Cesare remained with his hands clamped over his sister’s flank as though his flesh was fused to hers by the heat of her fever. “She doesn’t have the falling sickness,” he said, while I hunted about the room for some strap or stick to wedge over her tongue.
“The fever can do it sometimes. I have seen it in others.”
Nothing. Perfume bottles, hair brushes, tubs of cochineal paste, jewelled girdles, and hat pins. What was needed was…
“Your sword belt.
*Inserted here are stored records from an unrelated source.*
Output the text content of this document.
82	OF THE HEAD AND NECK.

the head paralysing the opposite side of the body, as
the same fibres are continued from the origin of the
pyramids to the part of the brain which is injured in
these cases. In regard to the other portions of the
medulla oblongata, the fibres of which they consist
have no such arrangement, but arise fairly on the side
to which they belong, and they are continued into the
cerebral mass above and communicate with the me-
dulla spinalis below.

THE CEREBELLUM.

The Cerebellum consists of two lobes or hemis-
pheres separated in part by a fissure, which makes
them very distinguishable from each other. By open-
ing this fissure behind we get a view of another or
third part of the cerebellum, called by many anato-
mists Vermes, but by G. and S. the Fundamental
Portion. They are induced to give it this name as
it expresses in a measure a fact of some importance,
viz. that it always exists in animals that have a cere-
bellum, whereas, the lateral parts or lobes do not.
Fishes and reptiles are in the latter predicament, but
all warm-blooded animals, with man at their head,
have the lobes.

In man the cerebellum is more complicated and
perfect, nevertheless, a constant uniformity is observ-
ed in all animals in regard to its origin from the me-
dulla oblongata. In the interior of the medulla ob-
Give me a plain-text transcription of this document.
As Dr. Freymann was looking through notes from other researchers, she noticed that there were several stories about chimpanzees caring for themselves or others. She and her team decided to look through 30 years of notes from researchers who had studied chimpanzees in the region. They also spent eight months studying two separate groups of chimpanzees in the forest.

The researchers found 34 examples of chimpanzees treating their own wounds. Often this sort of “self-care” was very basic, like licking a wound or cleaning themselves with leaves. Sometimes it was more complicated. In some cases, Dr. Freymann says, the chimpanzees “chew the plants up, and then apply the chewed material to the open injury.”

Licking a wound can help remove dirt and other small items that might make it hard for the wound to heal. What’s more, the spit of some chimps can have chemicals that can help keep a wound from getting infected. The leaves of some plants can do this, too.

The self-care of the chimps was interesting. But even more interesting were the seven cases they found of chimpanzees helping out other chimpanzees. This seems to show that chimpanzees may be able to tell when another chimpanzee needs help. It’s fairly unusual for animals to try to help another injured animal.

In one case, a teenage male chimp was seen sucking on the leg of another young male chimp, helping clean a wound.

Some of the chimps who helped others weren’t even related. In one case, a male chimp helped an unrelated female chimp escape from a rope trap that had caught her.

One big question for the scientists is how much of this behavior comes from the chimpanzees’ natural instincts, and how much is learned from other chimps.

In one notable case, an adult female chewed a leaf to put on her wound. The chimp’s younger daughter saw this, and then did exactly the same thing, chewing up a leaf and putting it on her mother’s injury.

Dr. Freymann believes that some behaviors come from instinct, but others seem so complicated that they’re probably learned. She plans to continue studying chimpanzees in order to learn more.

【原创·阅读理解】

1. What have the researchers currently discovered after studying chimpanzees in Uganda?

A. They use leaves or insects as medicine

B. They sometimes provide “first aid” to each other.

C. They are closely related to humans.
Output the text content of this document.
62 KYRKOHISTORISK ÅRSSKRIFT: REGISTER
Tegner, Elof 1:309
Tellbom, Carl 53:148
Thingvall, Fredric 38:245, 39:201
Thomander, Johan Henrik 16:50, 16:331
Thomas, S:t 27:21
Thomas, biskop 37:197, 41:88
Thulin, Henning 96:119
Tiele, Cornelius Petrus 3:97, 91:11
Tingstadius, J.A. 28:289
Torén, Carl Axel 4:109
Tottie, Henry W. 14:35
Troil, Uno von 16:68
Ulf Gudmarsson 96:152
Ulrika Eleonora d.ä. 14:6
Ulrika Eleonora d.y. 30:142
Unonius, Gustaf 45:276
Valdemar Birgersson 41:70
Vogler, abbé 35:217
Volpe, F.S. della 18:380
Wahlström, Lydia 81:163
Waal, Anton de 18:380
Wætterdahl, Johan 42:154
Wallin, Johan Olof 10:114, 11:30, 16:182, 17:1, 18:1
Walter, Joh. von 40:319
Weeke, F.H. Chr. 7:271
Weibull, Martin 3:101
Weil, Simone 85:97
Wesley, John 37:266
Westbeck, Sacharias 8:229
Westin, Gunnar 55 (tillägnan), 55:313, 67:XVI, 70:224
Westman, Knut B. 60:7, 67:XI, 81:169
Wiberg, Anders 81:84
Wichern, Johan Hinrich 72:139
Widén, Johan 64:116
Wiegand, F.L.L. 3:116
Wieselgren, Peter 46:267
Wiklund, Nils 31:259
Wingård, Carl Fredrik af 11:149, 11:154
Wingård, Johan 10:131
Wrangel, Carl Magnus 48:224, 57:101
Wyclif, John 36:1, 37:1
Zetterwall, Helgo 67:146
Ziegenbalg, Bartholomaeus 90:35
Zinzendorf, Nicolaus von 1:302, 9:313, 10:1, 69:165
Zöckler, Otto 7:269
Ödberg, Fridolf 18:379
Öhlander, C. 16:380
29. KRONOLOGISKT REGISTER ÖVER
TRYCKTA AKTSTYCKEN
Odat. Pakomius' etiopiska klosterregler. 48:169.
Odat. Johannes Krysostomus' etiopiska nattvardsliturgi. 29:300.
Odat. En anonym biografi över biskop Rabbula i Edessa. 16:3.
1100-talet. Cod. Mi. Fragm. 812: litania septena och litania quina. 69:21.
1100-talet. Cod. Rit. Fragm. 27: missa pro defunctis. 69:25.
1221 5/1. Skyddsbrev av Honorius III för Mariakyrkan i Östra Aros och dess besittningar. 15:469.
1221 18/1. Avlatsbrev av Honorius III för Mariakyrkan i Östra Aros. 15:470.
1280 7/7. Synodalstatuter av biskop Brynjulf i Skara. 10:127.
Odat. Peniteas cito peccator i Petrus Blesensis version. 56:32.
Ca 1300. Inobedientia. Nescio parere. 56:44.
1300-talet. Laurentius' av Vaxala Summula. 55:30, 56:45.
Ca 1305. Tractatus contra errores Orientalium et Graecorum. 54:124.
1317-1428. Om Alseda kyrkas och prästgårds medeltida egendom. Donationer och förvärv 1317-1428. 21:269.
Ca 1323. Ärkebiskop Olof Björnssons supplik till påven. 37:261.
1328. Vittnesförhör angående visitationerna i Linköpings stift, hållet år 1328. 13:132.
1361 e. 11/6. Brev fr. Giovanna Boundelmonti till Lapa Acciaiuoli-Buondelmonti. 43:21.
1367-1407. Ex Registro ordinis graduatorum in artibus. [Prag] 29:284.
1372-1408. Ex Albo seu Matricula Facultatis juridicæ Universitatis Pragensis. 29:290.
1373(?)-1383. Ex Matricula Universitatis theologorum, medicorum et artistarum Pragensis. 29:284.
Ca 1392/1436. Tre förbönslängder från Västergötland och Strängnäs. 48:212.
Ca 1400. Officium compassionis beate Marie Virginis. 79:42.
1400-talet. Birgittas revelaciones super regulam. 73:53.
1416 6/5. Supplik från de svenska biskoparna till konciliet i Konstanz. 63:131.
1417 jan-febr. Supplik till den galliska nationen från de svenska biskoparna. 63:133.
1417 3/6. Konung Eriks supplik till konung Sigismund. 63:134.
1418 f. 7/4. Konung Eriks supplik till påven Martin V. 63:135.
Give me your sword belt.” The sword was already unclipped from it and propped in a corner. But he stayed frozen, unable to move. “The sword belt,” I shrieked, leaning across the bed, only inches from his face. He started, straightened up, tried to unbuckle the belt but failed, his fingers all of a tangle. Racing around to his side of the bed, I squeezed myself between him and it, our thighs and bellies pressed together in a parody of lust of which we were neither wholly aware nor unaware. I unfastened the belt, clambered on to the bed, and, kneeling behind Donna Lucrezia, pushed it into her mouth. She tossed back her head and bucked like a stubborn horse resisting the bit. Attempting to soothe her, I rubbed her back. It was then I realised the bedding bunched and rucked beneath her was sodden.
“Her waters have broken,” I told Cesare, twisting round on the bed to face him.
“It’s two months too soon.” We stared at one another with the calm of complete hopelessness; even Donna Lucrezia fell quiet, coming out of her fit with a long, shuddering sigh then lying as if asleep, spared the pains of labour as though the child too knew there was nothing to be done. Then Cesare blinked and shook his head as though shaking off a dream.
“Torella!” he roared. “Name of Christ, where are you, man?”
The arrival of Gaspare Torella, still clutching a lump of bread and cheese, was immediately consoling. I had met Cesare’s physician on several occasions in Rome, for he was a man as well versed in the social graces as in the profession of healing, and I liked him. He came from Valencia and he used to make me laugh. Cesare, I knew, held him in great trust since Torella had cured him of the pox by a complicated regime of purgings, blood lettings, and mercury sudations which were the talk of the spa at Stigliano while Cesare was enduring them. Torella had then written a treatise on the cure, with the patient’s enthusiastic connivance, and had, from the proceeds of his growing fame, presented his young patron with a gold and enamel pill box in which to keep the pills of celandine and aloe he was supposed to take each day with meals to prevent a recurrence of his illness.